The Blessings of Grandparents

I read a post, Nostalgia, by Cerebralintrovert yesterday (https://wordpress.com/read/feeds/134502934) and it happened to coincide with a short piece I recently wrote and presented at our library writers’ forum about my great-grandparents, Nellie Mae Hutchison and James Uriah Kasenberg. Children who have good memories of their grandparents are very lucky indeed in these days of scattered fractured families. I am very fortunate to have known all four grandparents well, plus three of my great-grandparents. Of course, I wish I had asked more questions of those wonderful people about their lives. All were born before the 20th century dawned, ordinary lives in extraordinary times including the aftermath of the civil war and reconstruction, two world wars, a worldwide depression, the 19th amendment, and consequential inventions such as the telephone, automobile, airplane, electricity in homes, typewriter, and camera.  Things we take for granted impacted their lives in new ways. I’m sure they had inciteful words to offer beyond, “don’t get too close to the creek when it’s runnin’ hard” or, “the dust will still be there tomorrow, so go have fun today” or, “good manners don’t cost a thing and are a gift you can give everyone.”

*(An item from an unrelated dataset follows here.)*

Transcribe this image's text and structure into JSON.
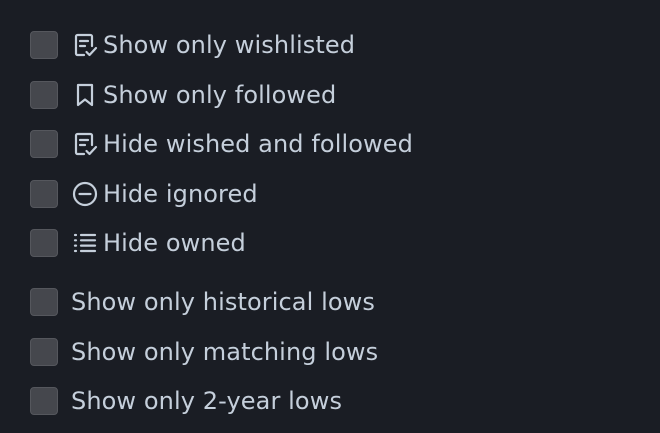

I spent many Sundays, holidays, and celebrations at the Kasenberg home in Wichita Kansas. We were blessed with a close family that even included some ex-wives of my great-uncle Jim (a crowd in itself). When I became an adult and tried sorting out the relationship of the grownups in our “family”, I discovered some were not really related. They were neighbors or church friends of my grandparents. They all rated the name Aunt or Uncle because they were always around at family gatherings.

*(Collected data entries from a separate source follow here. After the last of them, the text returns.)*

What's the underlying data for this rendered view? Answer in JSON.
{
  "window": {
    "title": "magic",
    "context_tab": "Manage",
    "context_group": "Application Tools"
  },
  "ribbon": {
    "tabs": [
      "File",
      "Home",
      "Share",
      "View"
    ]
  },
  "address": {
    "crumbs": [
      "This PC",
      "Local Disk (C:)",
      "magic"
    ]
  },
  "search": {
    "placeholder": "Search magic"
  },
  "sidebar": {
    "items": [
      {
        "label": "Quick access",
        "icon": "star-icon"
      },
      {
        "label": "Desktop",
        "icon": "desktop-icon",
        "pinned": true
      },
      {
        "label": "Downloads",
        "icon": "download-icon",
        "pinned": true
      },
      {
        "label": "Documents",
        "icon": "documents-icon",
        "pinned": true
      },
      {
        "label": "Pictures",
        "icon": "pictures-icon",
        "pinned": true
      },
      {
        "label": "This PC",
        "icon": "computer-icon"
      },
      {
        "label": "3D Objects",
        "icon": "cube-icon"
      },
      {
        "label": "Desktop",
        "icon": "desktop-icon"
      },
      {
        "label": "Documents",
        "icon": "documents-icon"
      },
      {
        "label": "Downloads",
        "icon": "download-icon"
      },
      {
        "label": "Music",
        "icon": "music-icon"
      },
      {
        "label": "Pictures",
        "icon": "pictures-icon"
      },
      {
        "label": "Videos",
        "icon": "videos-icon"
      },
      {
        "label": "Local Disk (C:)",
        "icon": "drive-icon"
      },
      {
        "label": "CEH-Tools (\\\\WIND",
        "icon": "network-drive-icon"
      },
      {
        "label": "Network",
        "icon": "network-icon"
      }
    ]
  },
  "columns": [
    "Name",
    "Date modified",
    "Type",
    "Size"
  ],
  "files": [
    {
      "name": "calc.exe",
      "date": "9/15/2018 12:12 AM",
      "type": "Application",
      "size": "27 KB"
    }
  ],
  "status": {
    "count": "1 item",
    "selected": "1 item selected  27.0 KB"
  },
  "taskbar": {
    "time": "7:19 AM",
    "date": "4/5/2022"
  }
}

Two of my bonus cousins were the daughters of my dad’s best high school friend. My grandparents lived next door to their grandparents in the little town of Anson, Kansas. I called their grandmother, Grandma Meyers, but as a child was never clear how she was MY grandmother too. (She made the BEST egg salad sandwiches.) Later in life, those two “cousins” became step-cousins when my dad’s sister, Nina Maurine, married their father, Mervin. Nina Maurine and Mervin had been an item in their country high school. But Nina Maurine fell madly in love and married a handsome local farmer (a Clark Gable lookalike) and became a rural housewife with three sons.  Mervin went on to college, married, had two daughters, and became a successful businessman. Decades passed. Mervin’s wife died. A few years later after Nina Maurine’s husband died, Mervin asked her out. The rest, as they say, is history. The old flame rekindled when they were in their 70s.

Oh, the stories I have about my family are priceless and were generously passed along to me. I’m very sure every family is endowed with stories and wisdom of generations, but we don’t seem obliged to pass them along. In other cultures, in distant times, before writing became universal, a designated person was told the family stories and given the assignment of orally passing them to the next generation. I mourn the loss of that cultural tradition. I applaud all biographers and memoir writers who strive to keep the links between generations alive. I’ve committed to telling my grandson our family stories as part of his birthright.